A son image, Jérôme Ferrari

Par défaut

          Antonia, après un samedi passé à immortaliser un ma­riage sous l’objectif de son appareil photo, croise un groupe de légionnaires parmi lesquels elle reconnaît Dragan, jadis rencontré pendant la guerre en ex-Yougoslavie. Après des heures de conversation, la jeune femme décide de rejoindre le sud de l’île, où elle réside. Une embardée précipite sa voiture dans un ravin : elle est tuée sur le coup. L’office funèbre sera célébré par un prêtre qui n’est autre que son oncle et parrain. Dans la four­naise de la petite église, les images déferlent de toutes les mémoires.

Couverture de A son image de Jérôme Ferrari

          De Jérôme Ferrari, je n’avais lu que Le sermon sur la chute de Rome, que j’avais adoré. Ce roman lui avait d’ailleurs valu le prix Goncourt. Je gardais un très bon souvenir de cette lecture et du style de l’auteur. C’est donc un des rares romans de la rentrée littéraire 2018 que j’avais eu envie de découvrir. Car si j’en ai lu beaucoup, il y en a finalement bien peu que j’attendais. Et bizarrement, ce sont ceux-là que j’ai lus en dernier, attendant quasiment l’été suivant pour m’y atteler. Si certains ont tenu leurs promesses, celui-ci ne m’a en revanche pas particulièrement emballée.

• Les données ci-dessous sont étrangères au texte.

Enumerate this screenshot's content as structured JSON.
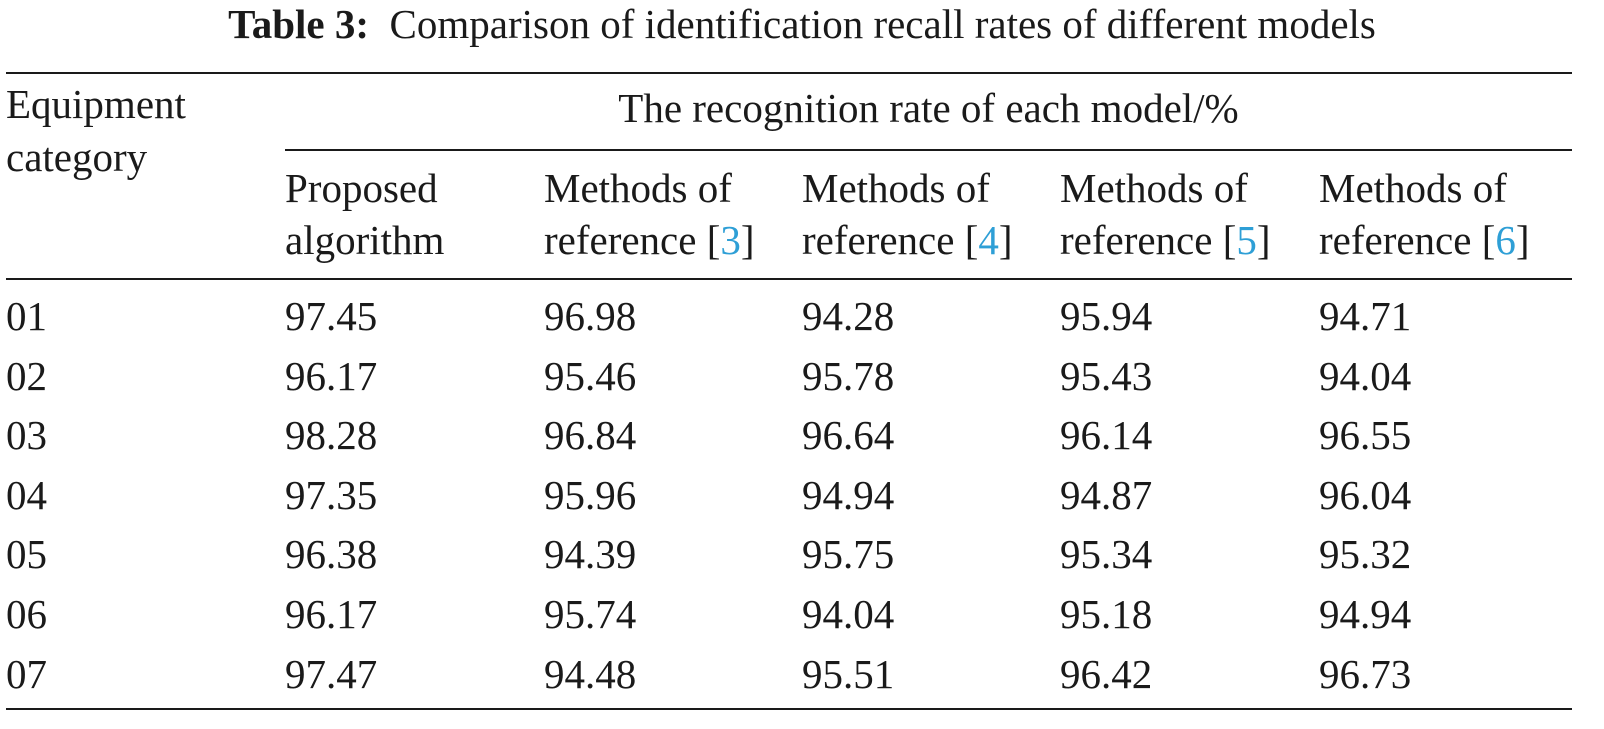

          J’ai pris plaisir à retrouver la plume subtile de Jérôme Ferrari, son érudition qui ne vire jamais à la pédanterie, la douceur de ses tournures et la mélodie de ses mots. Il nous amène encore une fois en Corse, cette terre dont il parle si bien ; c’est un vrai régal de l’y suivre. D’un point de vue stylistique, il faut bien le dire, je n’ai pas été déçue. Concernant l’histoire en revanche, je reste un peu plus sur ma faim… Un livre qui tournait autour de la photo, voilà qui aurait dû me plaire ! Pourtant, j’ai trouvé qu’il y avait dans la manière dont le thème est traité quelque chose d’artificiel.

          On alterne entre passé et présent, autour de la figure d’Antonia. Si certains passages sont très beaux, d’autres m’ont paru quelque peu surfaits. J’ai parfois eu du mal à voir comment les choses s’articulaient entre elles. J’ai peiné à voir dans la succession des chapitres un tout cohérent. Difficile de totalement adhérer quand on a l’impression que le texte ne sait pas trop où il va. Cette impression de morcellement m’a gênée dans la lecture et si j’ai aimé le style et le décor, je n’ai pas trouvé l’histoire totalement aboutie. Elle m’a laissé un sentiment d’inachevé, comme s’il manquait le ciment pour lui donner sa stabilité.

Portrait de Jérome Ferrari, écrivain

Oui, les images sont une porte ouverte sur l’éternité. Mais la photographie ne dit rien de l’éternité, elle se complaît dans l’éphémère, atteste de l’irréversible et renvoie tout au néant.

_______________

Mais vient le moment redoutable où il est impossible de se tenir plus longtemps à l’abri du rituel, il faut prononcer devant l’assemblée et devant le défunt les mots maladroits qu’on a choisis dans la solitude , dont on ne sait jamais s’ils seront trop mélodramatiques ou, au contraire trop désinvoltes.